Covered longer-term loans: Under the Proposal, consumer loans with contractual maturities greater than 45 days will be covered longer-term loans if:
- the loan has an “all-in” annual percentage rate greater than 36%; and
- the lender achieves a “preferred repayment position” by obtaining either:
- the ability to access the borrower’s account or paycheck for loan repayment (including by automated clearing house (“ACH” ) transfer; or
- a non-purchase money security interest in the borrower’s car.
Of vital importance to all platforms is the CFPB’s view that access to a borrower’s bank account is sufficient to establish a platform’s “preferred repayment position” and therefore satisfies a component of the “covered long-term loan” definition. Since virtually all peer-topeer lending platforms originating consumer loans include ACH authorization as a fundamental and necessary method of collecting payments from a consumer’s bank account to repay a loan, these platforms will generally satisfy this part of the “covered long-term loans” definition.

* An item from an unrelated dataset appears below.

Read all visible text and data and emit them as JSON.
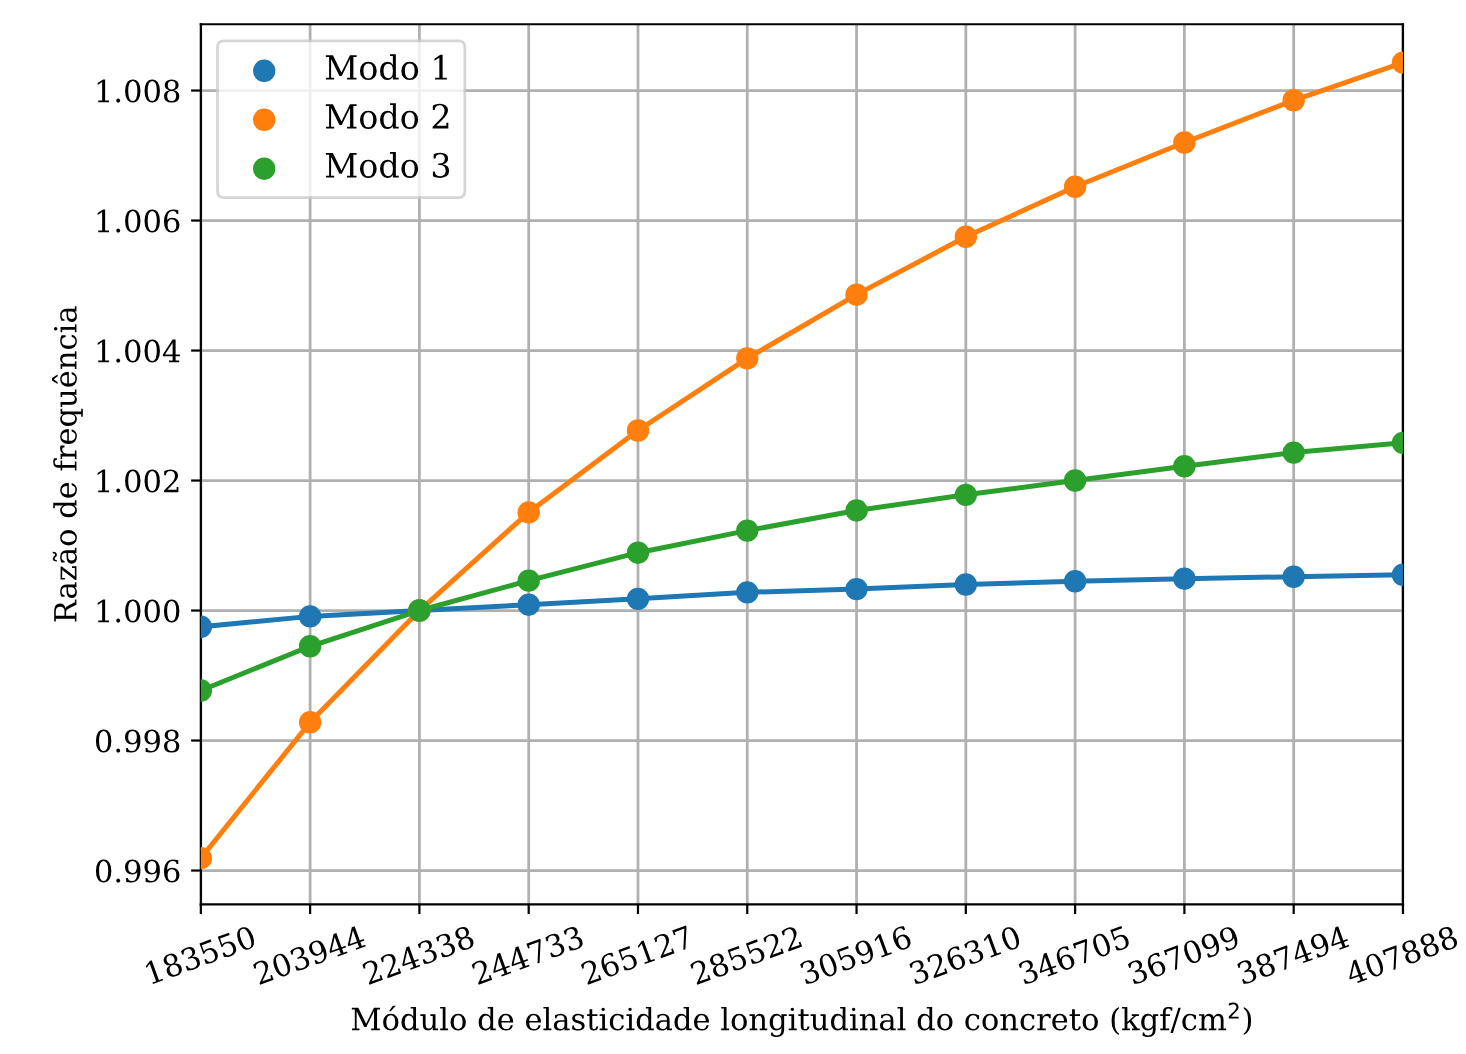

The remaining question for peer-to-peer platforms, then, is how to ensure that the “all-in” annual percentage rate of loans originated by the platform do not exceed the maximum rate specified under the Proposal. Currently platforms lending to consumer borrowers calculate the annual percentage rates of their loans under the Truth in Lending Act. The Proposal, however, indicates the CFPB is considering an “all-in” APR analogous to the military annual percentage rate (the “MAPR”), which includes charges that are not included in the finance charge or the annual percentage rate calculated under the Truth in Lending Act.2 For example, the cost of certain credit insurance premiums is not included in the APR calculation currently used by platforms, but would be included in a MAPR-like definition if adopted by the CFPB. In the future, to ensure that it is not originating a covered longer-term loan, a lending platform will need to translate (and reprogram) the Truth in Lending APR to the CFPB’s new “all-in” APR for covered loans once the final regulations define the new APR calculation precisely.
The CFPB Payday Lending Proposal provides peer-topeer lending platforms with an early look at both the type of harm to consumer borrowers the CFPB is working to prevent, and the scope of the regulatory mechanisms that the CFPB may use in adjacent consumer credit markets. The Proposal presents an outstanding opportunity for marketplace lenders to proactively align their platforms with the CFPB’s broad initiatives and distinguish all consumer loans originated by the platform from the loans (of any duration) covered in the Proposal.
In light of the CFPB’s obvious interest in rapidly evolving forms of consumer finance, all lending platforms should continue to monitor the progress of the CFPB Payday Lending Proposal.